So I blocked my husbands email address last night because he just was being an irritant to what was a lovely day. We chatted on the phone. He said we found closure. Then he emailed my therapist? I find it extremely psycho of him to email my therapist. He wants to help me heal. Thank you but that is not your concern anymore. When I told him I relapsed into my eating disorder and he said he couldn’t believe I dumped my problems on him? Now we are divorced and he wants to help me and do everything in his power to help me heal. Oh just shut up.

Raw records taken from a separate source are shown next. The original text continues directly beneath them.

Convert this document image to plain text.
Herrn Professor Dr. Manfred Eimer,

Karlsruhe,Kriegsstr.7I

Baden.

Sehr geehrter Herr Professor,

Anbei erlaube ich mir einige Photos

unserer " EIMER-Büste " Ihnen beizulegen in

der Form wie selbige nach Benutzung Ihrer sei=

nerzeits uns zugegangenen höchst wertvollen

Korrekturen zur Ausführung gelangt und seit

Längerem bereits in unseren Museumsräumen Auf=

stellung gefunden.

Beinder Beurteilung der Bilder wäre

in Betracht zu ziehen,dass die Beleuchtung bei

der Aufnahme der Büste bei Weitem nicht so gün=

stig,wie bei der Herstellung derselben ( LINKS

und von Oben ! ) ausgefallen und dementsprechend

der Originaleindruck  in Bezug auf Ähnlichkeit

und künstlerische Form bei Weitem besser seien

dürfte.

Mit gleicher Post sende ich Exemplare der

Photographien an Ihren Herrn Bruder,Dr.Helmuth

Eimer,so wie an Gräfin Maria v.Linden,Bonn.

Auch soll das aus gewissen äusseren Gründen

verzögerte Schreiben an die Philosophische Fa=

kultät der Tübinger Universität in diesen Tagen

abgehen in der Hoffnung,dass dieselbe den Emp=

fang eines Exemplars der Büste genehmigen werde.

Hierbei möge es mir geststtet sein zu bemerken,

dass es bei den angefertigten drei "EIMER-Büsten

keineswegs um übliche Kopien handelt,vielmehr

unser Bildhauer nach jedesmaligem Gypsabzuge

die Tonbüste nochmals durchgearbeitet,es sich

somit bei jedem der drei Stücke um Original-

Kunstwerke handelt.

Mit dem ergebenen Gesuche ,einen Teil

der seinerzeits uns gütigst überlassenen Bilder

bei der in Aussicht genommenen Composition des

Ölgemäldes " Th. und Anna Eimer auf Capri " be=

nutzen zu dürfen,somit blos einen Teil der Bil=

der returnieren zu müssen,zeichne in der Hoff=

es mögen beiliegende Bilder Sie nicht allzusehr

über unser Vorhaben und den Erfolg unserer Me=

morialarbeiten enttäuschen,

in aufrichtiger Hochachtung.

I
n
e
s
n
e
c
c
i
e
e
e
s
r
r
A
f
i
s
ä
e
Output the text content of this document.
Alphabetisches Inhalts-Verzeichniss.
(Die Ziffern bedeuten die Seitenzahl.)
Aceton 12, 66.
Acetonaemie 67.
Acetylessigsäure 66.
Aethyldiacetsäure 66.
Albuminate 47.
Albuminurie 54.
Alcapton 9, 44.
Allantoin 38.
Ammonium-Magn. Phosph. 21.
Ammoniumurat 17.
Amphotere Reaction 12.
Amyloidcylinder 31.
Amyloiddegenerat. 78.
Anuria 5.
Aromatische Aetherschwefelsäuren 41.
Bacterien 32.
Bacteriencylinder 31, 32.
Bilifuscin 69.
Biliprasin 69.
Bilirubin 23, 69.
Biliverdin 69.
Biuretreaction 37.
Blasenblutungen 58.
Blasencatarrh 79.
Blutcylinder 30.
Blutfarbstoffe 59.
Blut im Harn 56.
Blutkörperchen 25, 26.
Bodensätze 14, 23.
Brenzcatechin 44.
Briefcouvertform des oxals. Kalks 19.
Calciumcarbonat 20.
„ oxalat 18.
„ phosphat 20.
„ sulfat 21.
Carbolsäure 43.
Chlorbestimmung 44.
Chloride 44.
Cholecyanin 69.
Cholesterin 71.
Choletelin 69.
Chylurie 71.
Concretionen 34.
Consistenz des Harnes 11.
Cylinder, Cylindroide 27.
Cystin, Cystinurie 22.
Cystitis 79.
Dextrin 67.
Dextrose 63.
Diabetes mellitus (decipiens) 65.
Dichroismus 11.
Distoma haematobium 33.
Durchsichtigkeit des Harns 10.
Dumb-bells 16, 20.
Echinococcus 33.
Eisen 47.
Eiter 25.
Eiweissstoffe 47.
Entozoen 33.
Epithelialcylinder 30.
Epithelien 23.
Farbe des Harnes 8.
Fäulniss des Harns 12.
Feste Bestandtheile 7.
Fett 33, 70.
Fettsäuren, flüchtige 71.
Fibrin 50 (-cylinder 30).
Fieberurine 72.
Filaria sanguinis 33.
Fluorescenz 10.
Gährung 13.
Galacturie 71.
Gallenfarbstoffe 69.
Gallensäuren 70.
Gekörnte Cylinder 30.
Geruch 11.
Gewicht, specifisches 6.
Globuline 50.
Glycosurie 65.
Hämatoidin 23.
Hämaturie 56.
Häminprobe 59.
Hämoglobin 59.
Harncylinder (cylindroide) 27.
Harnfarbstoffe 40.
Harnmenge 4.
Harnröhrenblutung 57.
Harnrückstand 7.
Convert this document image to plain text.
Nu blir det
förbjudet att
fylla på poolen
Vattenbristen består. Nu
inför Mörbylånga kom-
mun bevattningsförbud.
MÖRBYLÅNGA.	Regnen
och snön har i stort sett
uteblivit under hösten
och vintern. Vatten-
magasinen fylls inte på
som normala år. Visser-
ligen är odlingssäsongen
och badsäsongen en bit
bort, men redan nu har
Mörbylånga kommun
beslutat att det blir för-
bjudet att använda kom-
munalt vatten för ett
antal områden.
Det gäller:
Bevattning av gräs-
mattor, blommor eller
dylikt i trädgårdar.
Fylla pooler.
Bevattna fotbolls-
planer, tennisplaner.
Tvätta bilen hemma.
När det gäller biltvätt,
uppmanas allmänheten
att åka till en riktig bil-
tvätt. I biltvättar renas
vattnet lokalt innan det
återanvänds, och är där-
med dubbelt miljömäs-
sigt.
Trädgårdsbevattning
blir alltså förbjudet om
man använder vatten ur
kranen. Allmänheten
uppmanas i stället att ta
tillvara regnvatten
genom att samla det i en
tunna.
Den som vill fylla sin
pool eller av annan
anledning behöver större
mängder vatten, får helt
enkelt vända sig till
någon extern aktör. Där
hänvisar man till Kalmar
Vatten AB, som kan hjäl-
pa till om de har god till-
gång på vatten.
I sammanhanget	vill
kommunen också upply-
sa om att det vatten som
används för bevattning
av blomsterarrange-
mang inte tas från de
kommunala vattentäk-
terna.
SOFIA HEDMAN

He sent an email saying that I mustn’t run after a man just to fill the void inside me because I will never find true love. That my soul has died but he believes that I will find her again. That he would rather be alone than be with someone to fill the void inside him. Ok thank you. You are now blocked because you are so fucking boring. You used to go into the trash and that is just too much admin so you now wont be coming into any mail box.
So now onto things that actually matter 🙂 I am going home to my parents tomorrow and I cannot wait! It is going to be so lovely to them and to be home with them. I cant believe it but I haven’t been home in 4 months already, time flies. I cant wait to go on long walks on the farm and see my brother and drink good wine and sleep – yes I am looking forward to sleeping soundly most of the weekend. When ever I am with my parents I am so calm and relaxed that I spend most of my time sleeping.
Work was so weird today – I was so tired and I had such a headache and I had so much admin to do and I was just feeling all round moody. Binged a bit when I got home on half a jar of nutella – didn’t purge!! Then had a lovely evening with my aunt and uncle and some family and early night! Home tomorrow!